Y si no tengo quien me escuche, hablo de amor conmigo mismo [1]

Sin embargo, tras ocho representaciones en Viena, Las bodas se ve desplazada por Una cosa rara, de Martín y Soler, y Mozart ha de aguardar a la representación de Praga para encontrar el favor absoluto del público, que tres años más tarde se confirma por fin con una espléndida vuelta a los escenarios vieneses.

Se admite casi unánimemente que Las bodas de Fígaro constituye la obra más perfecta dentro de la producción operística de Mozart y una cumbre difícilmente rebasable en cuanto al desarrollo del género opera buffa. Lejos del acartonamiento y simplicidad de caracteres y situaciones que hacían del género una caricatura esquemática de tipos y situaciones, la profundidad del tratamiento musical del texto y la brillante elaboración del libreto de da Ponte hacen que episodios que inicialmente podrían considerarse como acumulación de lazzi o situaciones cómicas estereotipadas cobren una inusitada fecundidad dramática y una significación plural y reveladora de la complejidad humana.

La queja de una esposa traicionada se convierte en manos de Mozart-da Ponte a la vez en una angustiosa reflexión sobre la humillación a la que el amor se ve sometido y en un tránsito psicológico exquisitamente matizado desde el recuerdo del pasado añorado hacia la esperanza de un futuro consolador (Dove sono, Acto III, escena 8); la indignación del criado al enterarse de que su amo acosa a su prometida pasa a ser en el irónico monólogo de la cavatina de Figaro en el acto I a la vez una caracterización sicológica del astuto protagonista y el punto de partida de un inteligente plan para defender su amor ante las adversas pretensiones del Conde; la indignación del noble ante las victorias de la astucia del criado se traduce en un aria furiosa y sutil a la vez en la que se mezclan el orgullo herido del poderoso, la amargura viril de la derrota amorosa y el placer consolador de la futura venganza que ha de proporcionarle su posición de fuerza (Conde, Acto III, escena 4).

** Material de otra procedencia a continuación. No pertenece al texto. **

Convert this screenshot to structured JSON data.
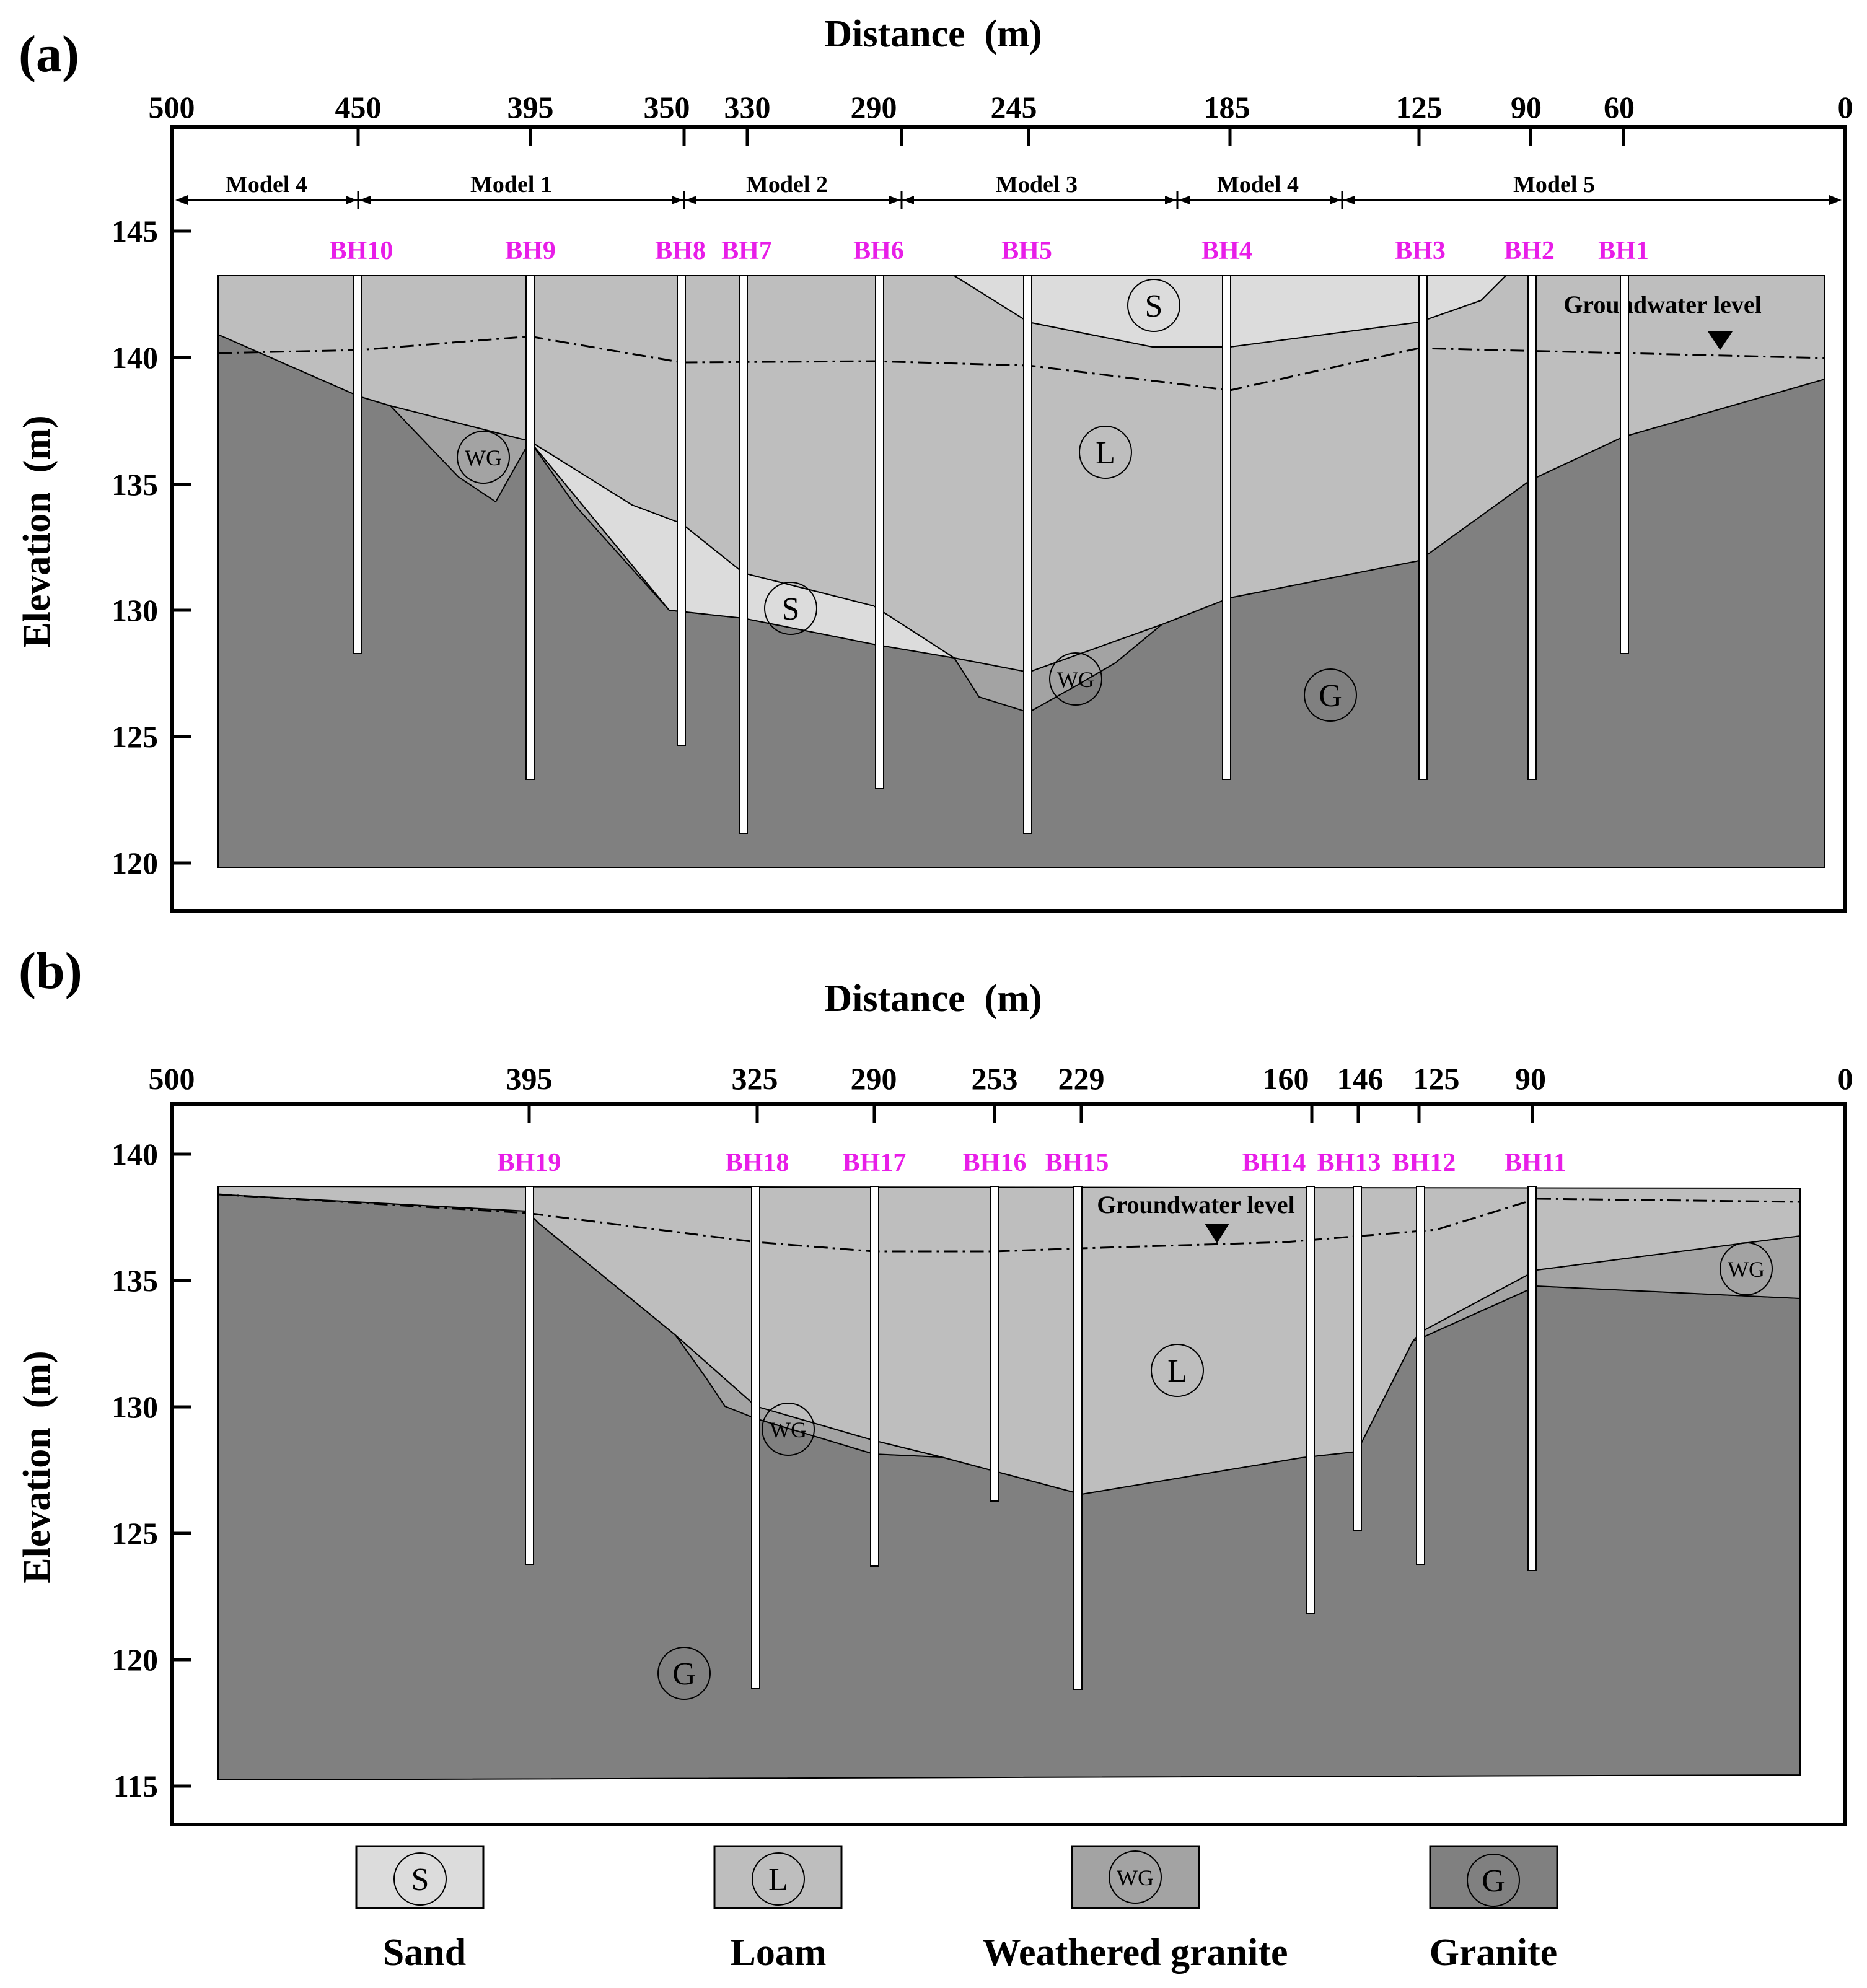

Cada aria de las restantes constituye un ejemplo similar de profundización en las contradicciones internas de los personajes y de perfecto reflejo musical de los estados anímicos y afectivos por los que cruzan a lo largo de la compleja trama. Mozart consigue que cada cambio de tonalidad, que cada nuevo motivo rítmico se pliegue a la necesidad de mostrar la riqueza de lo que sucede en escena.

La cosa es escabrosa; ¡cómo terminará! [2]

 Pero sin duda lo más alabado por la crítica de Las bodas es el virtuosismo de Mozart en el dominio de los conjuntos. Quizás el más famoso de ellos sea el del final del Acto II, que se desarrolla ininterrumpidamente a lo largo de cerca de mil compases y con el que se llega a un clímax dramático en el que los personajes se distribuyen en grupos vocales según su papel respecto al asunto central. La boda de Figaro y Susanna se entrevé en este momento llena de dificultades por las sospechas y la prepotencia del Conde y la intriga de Marcellina y Bartolo, que explotan a su favor una antigua deuda de Fígaro. El conflicto entre el amor y el poder parece haber llegado a un punto de difícil retorno.

Sin embargo, la situación da un giro insospechado al descubrirse el secreto parentesco entre Marcellina, Bartolo y Figaro: madre, padre e hijo respectivamente. La escena de anagnórisis [3] en la que se realiza este descubrimiento tiene en la ópera un tratamiento a la vez tierno y cómico. El descubrimiento sobreviene casi sin preparación, al contrario de lo que sucedía en la obra de Beaumarchais. Esta doble dirección del efecto que causa en el espectador (a la vez cómico y conmovedor) es sin duda una de las manifestaciones más sorprendentes de esa capacidad dramática de Mozart para poner en música una realidad humana multiforme, compleja, de forma que el espectador recibe el impacto de una mezcla de emociones similar a través de la partitura. Como observa atinadamente Jean-Victor Hoquard en su estudio sobre Mozart, son los conjuntos los que hacen posible esta ventaja del texto músico-literario sobre el de la obra teatral exclusivamente verbal: Mozart disponía de un recurso que le falta al teatro hablado: la posibilidad de hacer cantar a la vez a varios personajes. El conjunto vocal se convirtió en él en una forma privilegiada para dar a los lazzi su máxima eficacia escénica [4].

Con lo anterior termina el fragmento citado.